Reynoldsburg’s roster will look entirely different from last year’s District Championship team, as Fort is the only returning starter. And while guys like Sahmi Willoughby and Josiah Mobley are ready for a varsity role, their success will largely come down to one man, and that’s Ben Fort. His scoring average may need to double from 11.6 PPG for them to stay afloat in the Ohio Division of the Ohio Capital Conference. The wiry 6’5” wing who has one offer from IUPUI and a ton of upside. But one of his question marks is his assertiveness. Fort hasn’t shown an inclination to dominate games consistently, so this new role could be a question of mentality more than anything.
Introducing the new no. 1 prospect in Ohio’s 2019 class after the offseason transfer of Ohio State commit Alonzo Gaffney. Hailing from Charlotte, NC, Withers is the no. 63 prospect in the country and finished last year as no. 5 in North Carolina’s 2019 class.
Here’s what Prep Hoops NC contributor Justin Byerly wrote about Withers in June:
“Player that has seen a huge jump in his recruitment over the last few months, he’s a versatile player that can play inside as well as step outside and score it. Numerous times throughout the season and summer we saw him put together some double/doubles in points and rebounds.”

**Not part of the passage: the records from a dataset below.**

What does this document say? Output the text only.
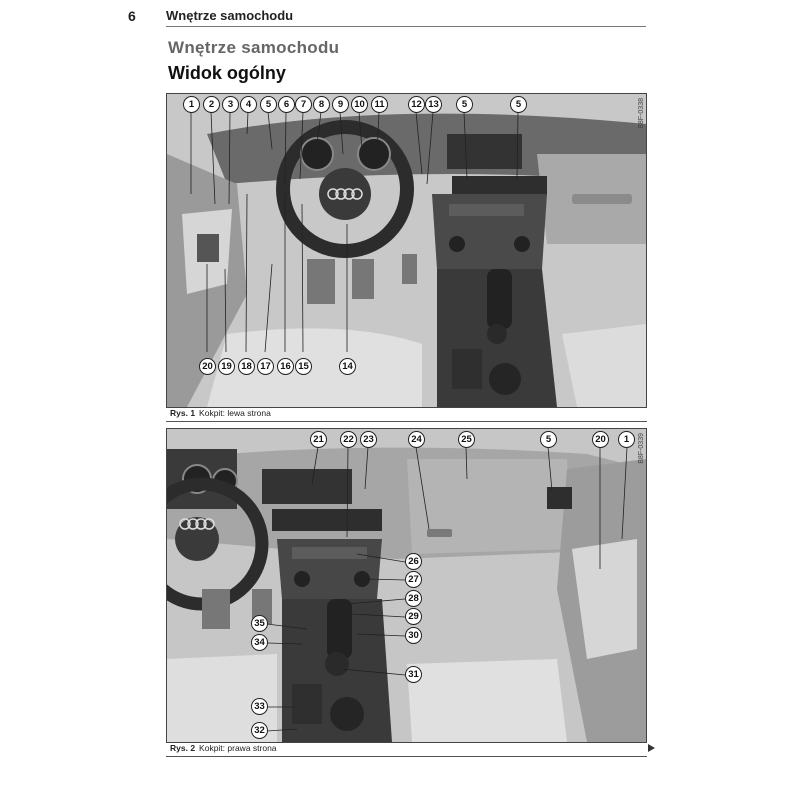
6 Wnętrze samochodu
Wnętrze samochodu
Widok ogólny
B8F-0338
1	2	3	4	5	6	7	8	9	10	11	12 13	5	5
20 19 18 17 16 15	14
Rys. 1 Kokpit: lewa strona
B8F-0339
21	22 23	24	25	5	20	1
26
27
28
29
30
35
34
31
33
32
Rys. 2 Kokpit: prawa strona
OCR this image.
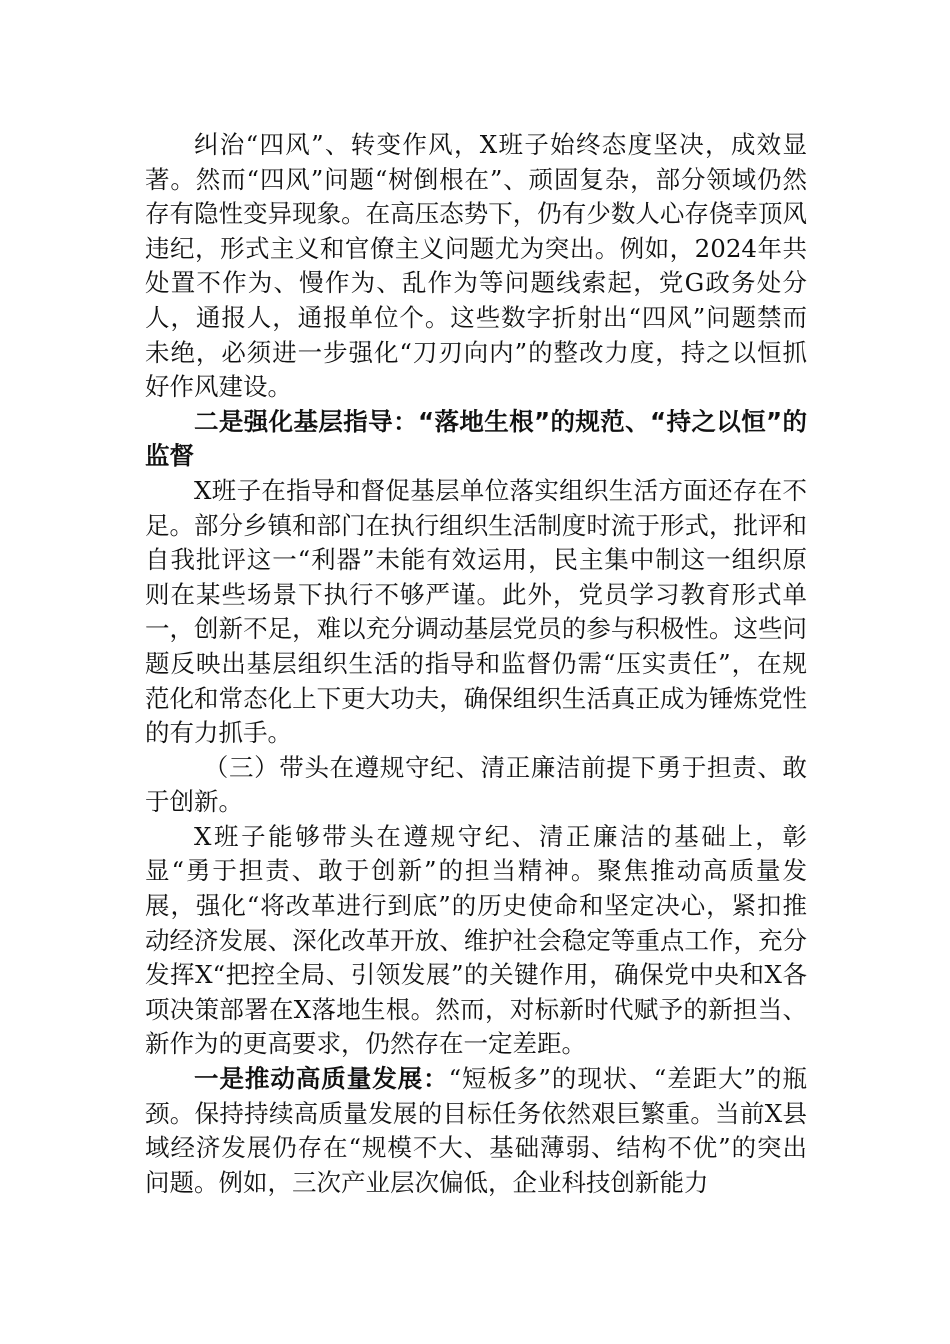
纠治“四风”、转变作风，X班子始终态度坚决，成效显著。然而“四风”问题“树倒根在”、顽固复杂，部分领域仍然存有隐性变异现象。在高压态势下，仍有少数人心存侥幸顶风违纪，形式主义和官僚主义问题尤为突出。例如，2024年共处置不作为、慢作为、乱作为等问题线索起，党G政务处分人，通报人，通报单位个。这些数字折射出“四风”问题禁而未绝，必须进一步强化“刀刃向内”的整改力度，持之以恒抓好作风建设。

二是强化基层指导：“落地生根”的规范、“持之以恒”的监督

X班子在指导和督促基层单位落实组织生活方面还存在不足。部分乡镇和部门在执行组织生活制度时流于形式，批评和自我批评这一“利器”未能有效运用，民主集中制这一组织原则在某些场景下执行不够严谨。此外，党员学习教育形式单一，创新不足，难以充分调动基层党员的参与积极性。这些问题反映出基层组织生活的指导和监督仍需“压实责任”，在规范化和常态化上下更大功夫，确保组织生活真正成为锤炼党性的有力抓手。

（三）带头在遵规守纪、清正廉洁前提下勇于担责、敢于创新。

X班子能够带头在遵规守纪、清正廉洁的基础上，彰显“勇于担责、敢于创新”的担当精神。聚焦推动高质量发展，强化“将改革进行到底”的历史使命和坚定决心，紧扣推动经济发展、深化改革开放、维护社会稳定等重点工作，充分发挥X“把控全局、引领发展”的关键作用，确保党中央和X各项决策部署在X落地生根。然而，对标新时代赋予的新担当、新作为的更高要求，仍然存在一定差距。

一是推动高质量发展：“短板多”的现状、“差距大”的瓶颈。保持持续高质量发展的目标任务依然艰巨繁重。当前X县域经济发展仍存在“规模不大、基础薄弱、结构不优”的突出问题。例如，三次产业层次偏低，企业科技创新能力
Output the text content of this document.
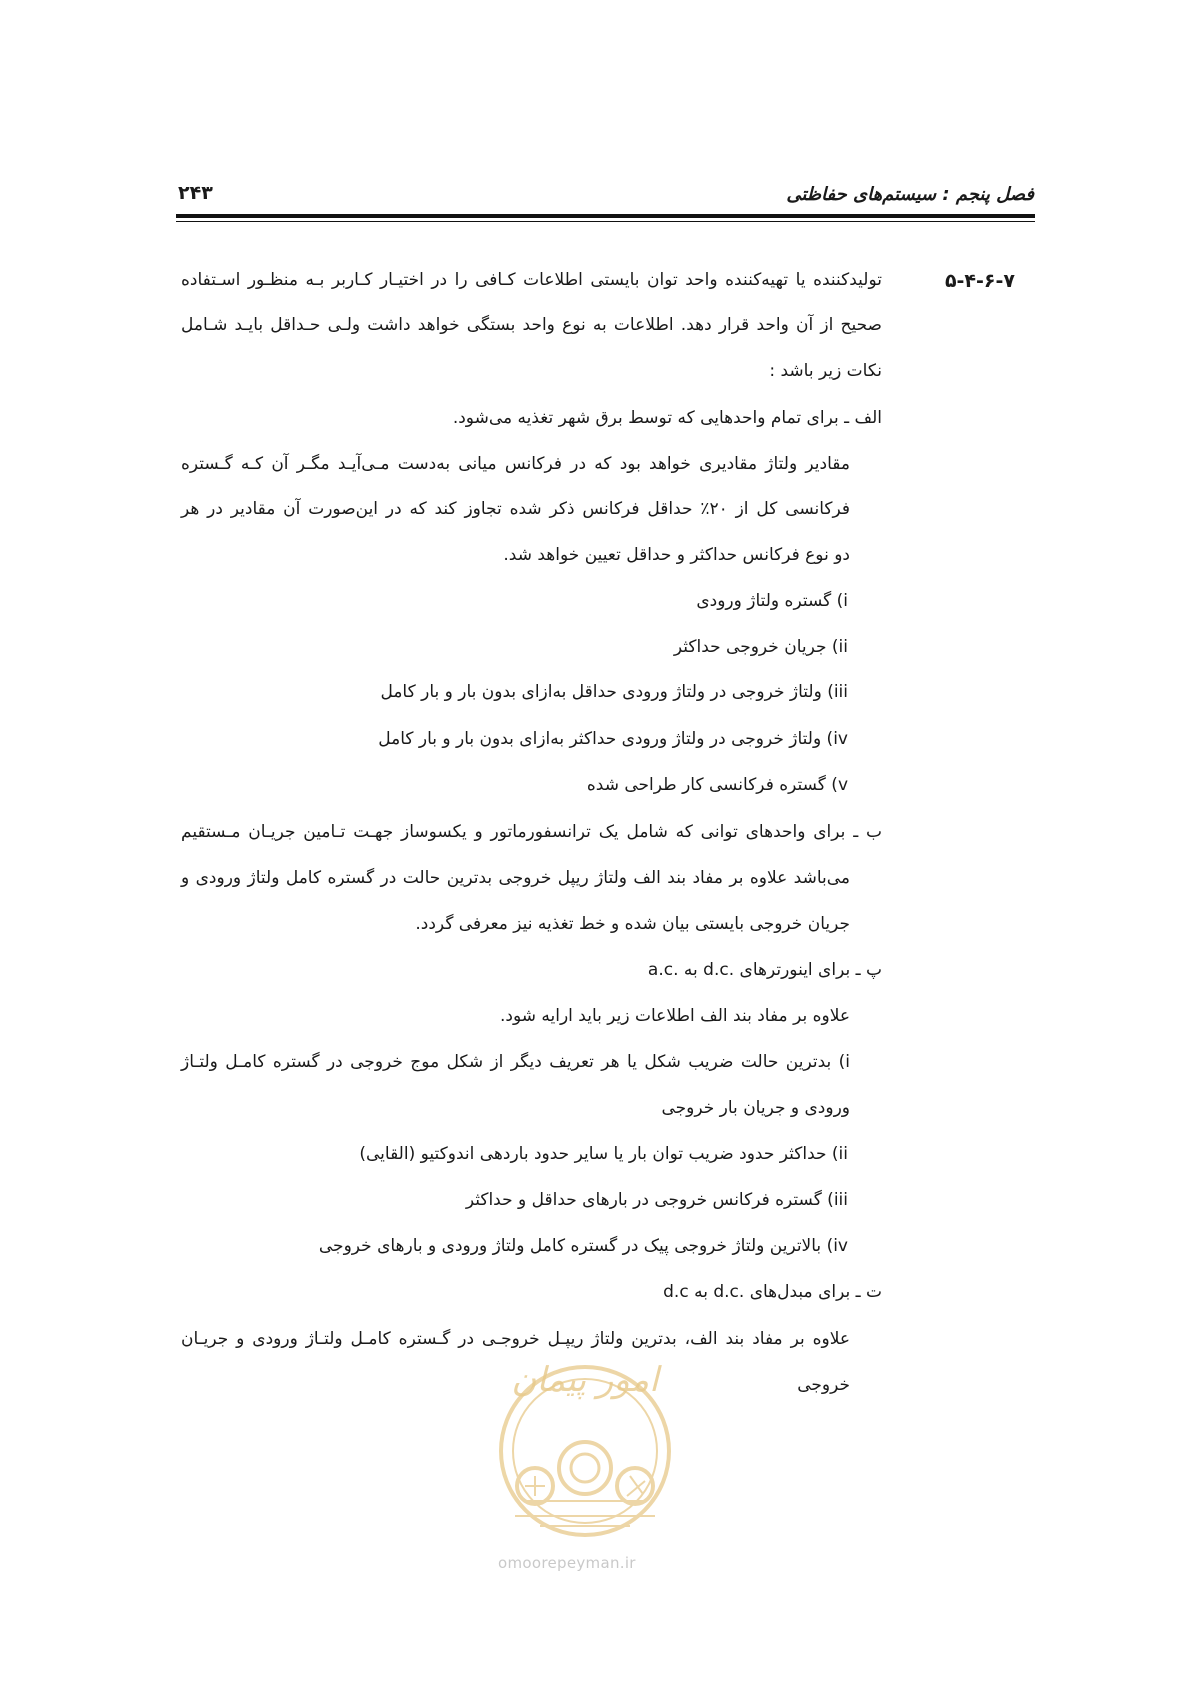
فصل پنجم : سیستم‌های حفاظتی
۲۴۳
۵-۴-۶-۷
تولیدکننده یا تهیه‌کننده واحد توان بایستی اطلاعات کـافی را در اختیـار کـاربر بـه منظـور اسـتفاده
صحیح از آن واحد قرار دهد. اطلاعات به نوع واحد بستگی خواهد داشت ولـی حـداقل بایـد شـامل
نکات زیر باشد :
الف ـ برای تمام واحدهایی که توسط برق شهر تغذیه می‌شود.
مقادیر ولتاژ مقادیری خواهد بود که در فرکانس میانی به‌دست مـی‌آیـد مگـر آن کـه گـستره
فرکانسی کل از ۲۰٪ حداقل فرکانس ذکر شده تجاوز کند که در این‌صورت آن مقادیر در هر
دو نوع فرکانس حداکثر و حداقل تعیین خواهد شد.
i) گستره ولتاژ ورودی
ii) جریان خروجی حداکثر
iii) ولتاژ خروجی در ولتاژ ورودی حداقل به‌ازای بدون بار و بار کامل
iv) ولتاژ خروجی در ولتاژ ورودی حداکثر به‌ازای بدون بار و بار کامل
v) گستره فرکانسی کار طراحی شده
ب ـ برای واحدهای توانی که شامل یک ترانسفورماتور و یکسوساز جهـت تـامین جریـان مـستقیم
می‌باشد علاوه بر مفاد بند الف ولتاژ ریپل خروجی بدترین حالت در گستره کامل ولتاژ ورودی و
جریان خروجی بایستی بیان شده و خط تغذیه نیز معرفی گردد.
پ ـ برای اینورترهای .d.c به .a.c
علاوه بر مفاد بند الف اطلاعات زیر باید ارایه شود.
i) بدترین حالت ضریب شکل یا هر تعریف دیگر از شکل موج خروجی در گستره کامـل ولتـاژ
ورودی و جریان بار خروجی
ii) حداکثر حدود ضریب توان بار یا سایر حدود باردهی اندوکتیو (القایی)
iii) گستره فرکانس خروجی در بارهای حداقل و حداکثر
iv) بالاترین ولتاژ خروجی پیک در گستره کامل ولتاژ ورودی و بارهای خروجی
ت ـ برای مبدل‌های .d.c به d.c
علاوه بر مفاد بند الف، بدترین ولتاژ ریپـل خروجـی در گـستره کامـل ولتـاژ ورودی و جریـان
خروجی
امور پیمان
omoorepeyman.ir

Arizona, Texas, Boston College, Clemson, Florida, Louisville, NC State, and Virginia are at the top of his recruiting list, according to an article in the Charlotte Observer that Byerly contributed to.
In terms of the impact on Cleveland Heights, this is a huge acquisition for a team that graduated their entire starting lineup and top couple players off the bench. Withers, who has a shooting release that undeniably resembles Kevin Durant’s, will take over as their primary scoring option immediately. He can create his own shot from the perimeter, score with size and athleticism inside, and dominate the glass. It will also be interesting to track which Midwest programs make a late push for Withers, as Louisville and Xavier are the only schools within reasonable proximity to Cleveland who have offered him.